With the merriment of his dance making him emotionally drunk with his ideology, he has nonetheless appealed to “reason” as his reason for his treason. But should he merely consider in earnest and with humility the total sum of reality and be open to alternatives to the comfortable prison he indwells, he may be shocked to find that this prison is not all that there is, and shocked, even more, to find himself truly imprisoned. Perhaps if he should consider where the light is coming from that allows him to see anything at all, perhaps then he will see the real world in its true essence – sometimes well-lit, but not always; sometimes warm, but usually cold; now more clamorous and rarely clean. The battle of ideas rages on, despite the naturalist’s own claim of certainty of his position – of his cell.

This is the age of paradoxes and it is highlighted for us in stark contrasts as the modern man screams for tolerance and goes ahead to quiet those who dare take a stance contrary to his supposed “facts.” G.K. Chesterton, the British philosopher, eloquently illustrated this hypocrisy,

“So thus he writes one book complaining that imperial oppression insults the purity of women and then he writes another book, a novel in which he insults it himself…As a politician he cries out that war is a waste of life and then as a philosopher that all life is a waste of time…The man of this school goes first to a political meeting where he complains that savages are treated as if they were beasts. Then he takes his hat and umbrella and goes to a scientific meeting where he proves that they practically are beasts.” [4.Chesterton, G.K., Orthodoxy]

But have we thought through this hypocrisy? Has the naturalist completely understood and come to terms with the fact that the mind he uses to erect his theories by the implications of his own theories are merely the result of biochemical inner-workings, and as such, cannot give him reason to believe that his mind can be reasonable, that biochemical reactions can somehow generate a mind that can understand those selfsame reactions.
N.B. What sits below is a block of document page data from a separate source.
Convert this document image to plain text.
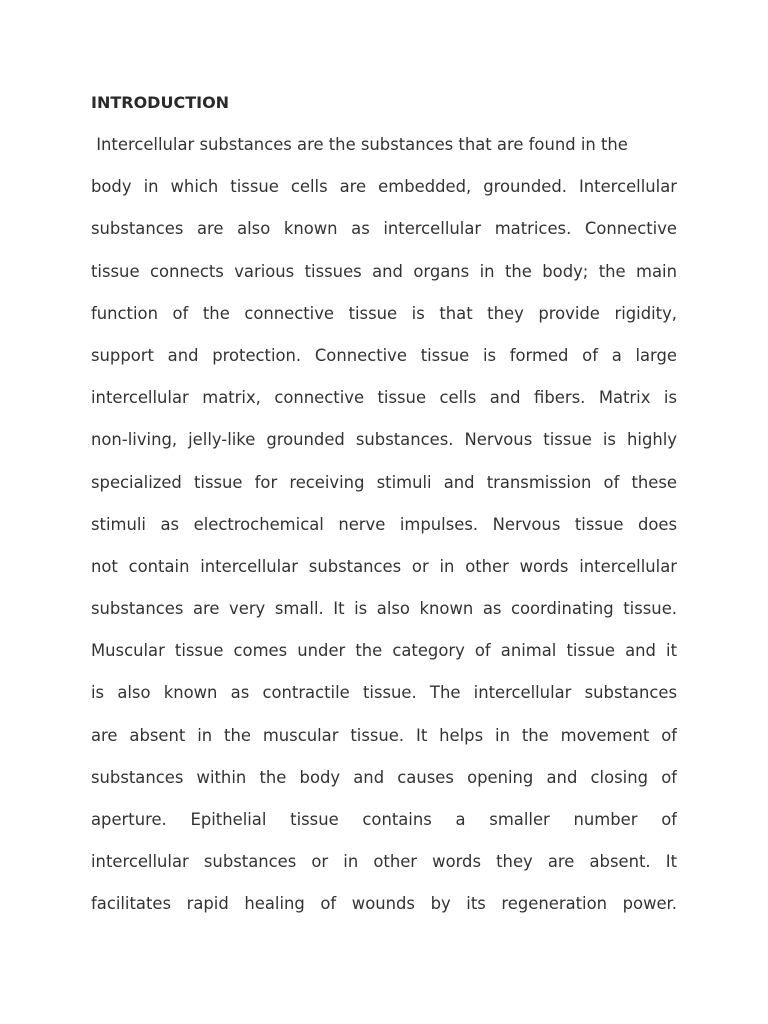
INTRODUCTION
Intercellular substances are the substances that are found in the
body in which tissue cells are embedded, grounded. Intercellular
substances are also known as intercellular matrices. Connective
tissue connects various tissues and organs in the body; the main
function of the connective tissue is that they provide rigidity,
support and protection. Connective tissue is formed of a large
intercellular matrix, connective tissue cells and fibers. Matrix is
non-living, jelly-like grounded substances. Nervous tissue is highly
specialized tissue for receiving stimuli and transmission of these
stimuli as electrochemical nerve impulses. Nervous tissue does
not contain intercellular substances or in other words intercellular
substances are very small. It is also known as coordinating tissue.
Muscular tissue comes under the category of animal tissue and it
is also known as contractile tissue. The intercellular substances
are absent in the muscular tissue. It helps in the movement of
substances within the body and causes opening and closing of
aperture. Epithelial tissue contains a smaller number of
intercellular substances or in other words they are absent. It
facilitates rapid healing of wounds by its regeneration power.
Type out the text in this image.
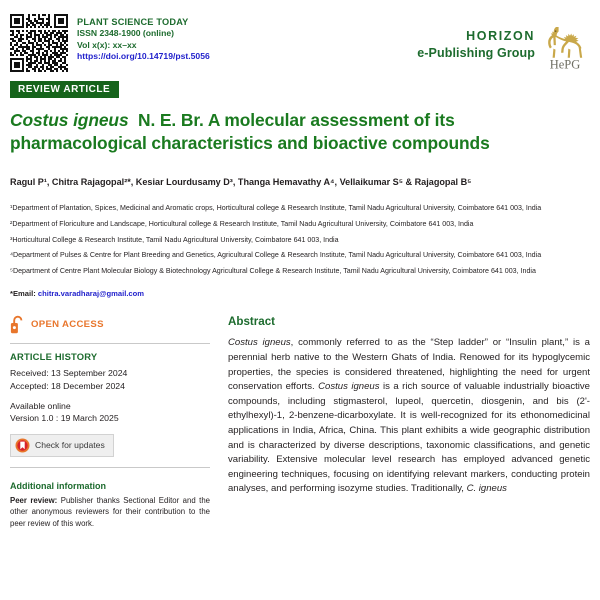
PLANT SCIENCE TODAY
ISSN 2348-1900 (online)
Vol x(x): xx–xx
https://doi.org/10.14719/pst.5056
HORIZON
e-Publishing Group
HePG
REVIEW ARTICLE
Costus igneus N. E. Br. A molecular assessment of its pharmacological characteristics and bioactive compounds
Ragul P¹, Chitra Rajagopal²*, Kesiar Lourdusamy D³, Thanga Hemavathy A⁴, Vellaikumar S⁵ & Rajagopal B⁵
¹Department of Plantation, Spices, Medicinal and Aromatic crops, Horticultural college & Research Institute, Tamil Nadu Agricultural University, Coimbatore 641 003, India
²Department of Floriculture and Landscape, Horticultural college & Research Institute, Tamil Nadu Agricultural University, Coimbatore 641 003, India
³Horticultural College & Research Institute, Tamil Nadu Agricultural University, Coimbatore 641 003, India
⁴Department of Pulses & Centre for Plant Breeding and Genetics, Agricultural College & Research Institute, Tamil Nadu Agricultural University, Coimbatore 641 003, India
⁵Department of Centre Plant Molecular Biology & Biotechnology Agricultural College & Research Institute, Tamil Nadu Agricultural University, Coimbatore 641 003, India
*Email: chitra.varadharaj@gmail.com
OPEN ACCESS
ARTICLE HISTORY
Received: 13 September 2024
Accepted: 18 December 2024
Available online
Version 1.0 : 19 March 2025
Check for updates
Additional information
Peer review: Publisher thanks Sectional Editor and the other anonymous reviewers for their contribution to the peer review of this work.
Abstract
Costus igneus, commonly referred to as the “Step ladder” or “Insulin plant,” is a perennial herb native to the Western Ghats of India. Renowed for its hypoglycemic properties, the species is considered threatened, highlighting the need for urgent conservation efforts. Costus igneus is a rich source of valuable industrially bioactive compounds, including stigmasterol, lupeol, quercetin, diosgenin, and bis (2'-ethylhexyl)-1, 2-benzene-dicarboxylate. It is well-recognized for its ethonomedicinal applications in India, Africa, China. This plant exhibits a wide geographic distribution and is characterized by diverse descriptions, taxonomic classifications, and genetic variability. Extensive molecular level research has employed advanced genetic engineering techniques, focusing on identifying relevant markers, conducting protein analyses, and performing isozyme studies. Traditionally, C. igneus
This then is the ultimate paradox of the modern naturalist – that by the “reason” he thinks he’s erected with his “theory” of mere material “dominoes” that perpetuate the cause and effect, that he commits a suicide of epic proportions. Yet, with his predisposition to naturalism and a blatant bias, he dances comfortably in the corner of his own cozy prison cell, avoiding any and all reason for his existence, content to unknowingly abolish all purpose and meaning, proudly but unwittingly intent on his own dehumanization and his own ultimate destruction.

But standing outside under the sun that allows all of reality to be revealed, is the one whose voice can barely be heard inside the prison. Barely cutting through the jovial dance in the dark inside, one can barely make out the words coming from outside, “I implore you, for your sake, please just look outside! We were meant for more!”

7 thoughts on “Naturalism is Like a Prison Cell

  1. John Wylie says:

    I appreciate your beautiful prose and attitude. We think alike. I will link yours to mine.  John Wylie

    • Arthur Khachatryan says:

      Thank you, John! I appreciate the complement, but from what I read I didn’t necessarily find all the much in common with your view.